Speaking against the coup, the UK said: “We stand with ECOWAS in condemnation of the illegal detention of President Mohamed Bazoum, his family, and members of the government, as well as the unacceptable conditions under which they are being held, and call for their immediate release.”
According to the statement, the UK recognises Nigeria’s diplomatic efforts to restore democracy in Niger, through its membership of ECOWAS, and condemned the coup against Niger’s elected leadership.
It disclosed that the UK’s Minister for the Armed Forces, James Heappey MP, yesterday met with Nigerian defence leaders and military chiefs to discuss the situation in Niger.

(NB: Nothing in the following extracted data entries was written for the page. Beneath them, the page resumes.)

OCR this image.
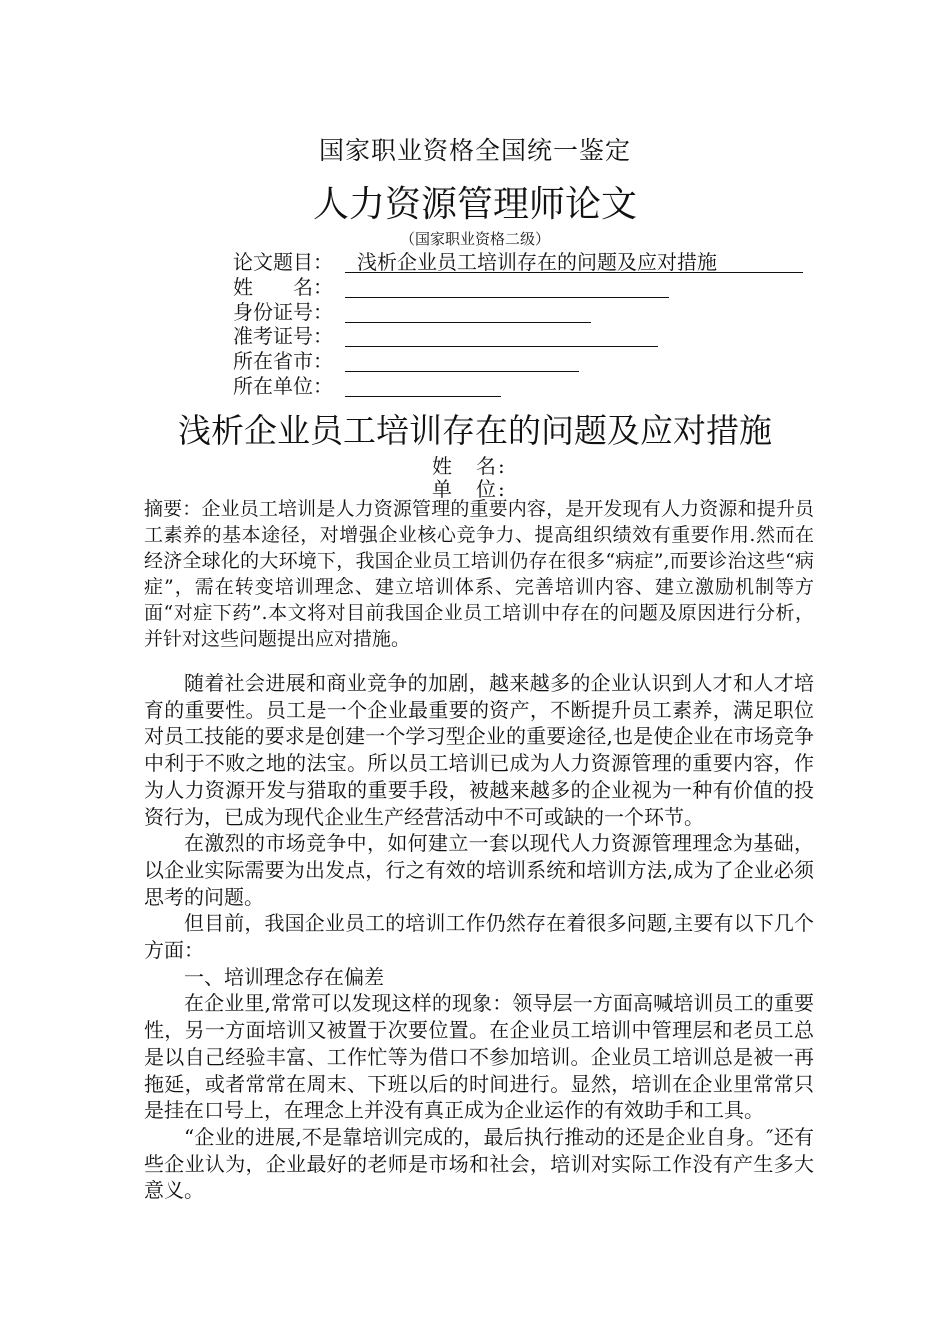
国家职业资格全国统一鉴定
人力资源管理师论文
（国家职业资格二级）
论文题目： 浅析企业员工培训存在的问题及应对措施
姓　　名：
身份证号：
准考证号：
所在省市：
所在单位：
浅析企业员工培训存在的问题及应对措施
姓　名:
单　位:

摘要：企业员工培训是人力资源管理的重要内容，是开发现有人力资源和提升员工素养的基本途径，对增强企业核心竞争力、提高组织绩效有重要作用.然而在经济全球化的大环境下，我国企业员工培训仍存在很多“病症”,而要诊治这些“病症”，需在转变培训理念、建立培训体系、完善培训内容、建立激励机制等方面“对症下药”.本文将对目前我国企业员工培训中存在的问题及原因进行分析，并针对这些问题提出应对措施。

随着社会进展和商业竞争的加剧，越来越多的企业认识到人才和人才培育的重要性。员工是一个企业最重要的资产，不断提升员工素养，满足职位对员工技能的要求是创建一个学习型企业的重要途径,也是使企业在市场竞争中利于不败之地的法宝。所以员工培训已成为人力资源管理的重要内容，作为人力资源开发与猎取的重要手段，被越来越多的企业视为一种有价值的投资行为，已成为现代企业生产经营活动中不可或缺的一个环节。

在激烈的市场竞争中，如何建立一套以现代人力资源管理理念为基础，以企业实际需要为出发点，行之有效的培训系统和培训方法,成为了企业必须思考的问题。

但目前，我国企业员工的培训工作仍然存在着很多问题,主要有以下几个方面：

一、培训理念存在偏差

在企业里,常常可以发现这样的现象：领导层一方面高喊培训员工的重要性，另一方面培训又被置于次要位置。在企业员工培训中管理层和老员工总是以自己经验丰富、工作忙等为借口不参加培训。企业员工培训总是被一再拖延，或者常常在周末、下班以后的时间进行。显然，培训在企业里常常只是挂在口号上，在理念上并没有真正成为企业运作的有效助手和工具。

“企业的进展,不是靠培训完成的，最后执行推动的还是企业自身。″还有些企业认为，企业最好的老师是市场和社会，培训对实际工作没有产生多大意义。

He also met with the President of the Economic Community of West African States, ECOWAS, Commission, where he reiterated the UK’s support for ECOWAS’ ongoing diplomatic efforts to ensure a peaceful return to democracy in Niger.
“The UK and Nigerian armed forces have a longstanding partnership through which we continue to tackle violent extremism and other security threats in West Africa and the Gulf of Guinea.
“The UK supports ECOWAS in calling for the peaceful restoration of constitutional order and democracy in Niger and we’ll work with both ECOWAS and our partners across West Africa to support them in that aim,” Heappey said.